Takie działanie reklamodawców wydawałoby się całkiem logiczne – trudno oczekiwać by w wakacje, gdy zimno i pada poświęcać czas na aktywność fizyczną na świeżym powietrzu, ale co z tymi, którzy przykładnie powiększają PKB kraju spędzając czas w pracy? Czy piekarze, urzędnicy, nauczyciele i sprzedawcy też siedzą w Internecie, gdy za oknem szaro i mokro? Jeśli tak, to nasza pogoń za dobrobytem Zachodniej Europy z góry jest skazana na porażkę. W kategorii dni słoneczne Warszawa przegrywa z Paryżem o 59 godzin rocznie, a z Monachium o 137 godziny.
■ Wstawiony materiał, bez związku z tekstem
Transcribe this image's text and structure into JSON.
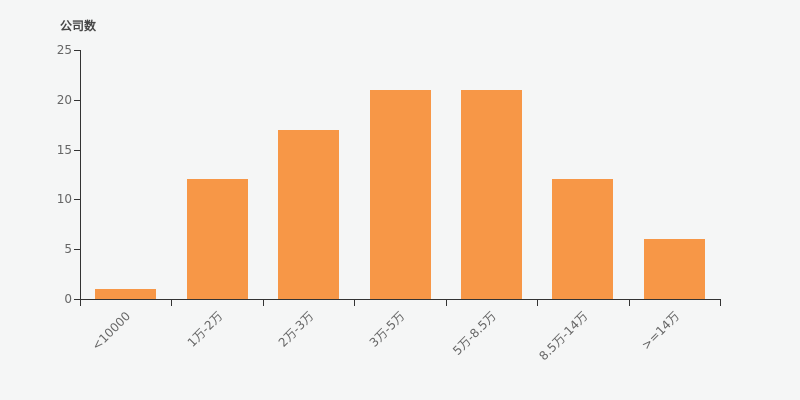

W opadach jest jeszcze gorzej – pada u nas o 47,5 dni dłużej niż nad Sekwaną i mamy prawie 30 dni deszczowych więcej niż Monachijczycy. Czy warto walczyć więc z naturą?
Jeśli nawet trudno, to jednak warto – ostatnie wydarzenia gospodarcze wskazuje, że nadmierne ciepło rozleniwia. W Atenach godzin słonecznych jest o 1207 więcej niż w Polsce, a dni deszczowych o 72 mniej. Pozostaje nam nadzieja, że pogoda umiarkowana gwarantuje więcej bezpieczeństwa. Nie wiadomo tylko jak długo.
Praca, pracą, ale trzeba jeszcze nie tylko za coś żyć, ale też czymś żyć – np. miłością. Niestety całkiem sporo Polaków żyje też tą pozamałżeńską. Jak donosi „Gazeta Wyborcza” – „Co czwarty Polak zdradza, ale za to przelotnie”. Z badania CBOS wynika, że do małżeńskich zdrad przyznaje się 14 proc. badanych. Uwzględniając pozytywne odpowiedzi na pytania dodatkowe – wskaźnik skacze do 25 proc.
„Najczęściej zdradzają ludzie zamożni i dobrze wykształceni, a zdecydowana większość romansów trwa krótko”. Liderami niewierności są mieszkańcy Opolszczyzny, Pomorza i Górnego Śląska, gdzie zdradza prawie co trzecia osoba.
Czy ma to jakiś związek z pogodą? Niestety nie wiadomo.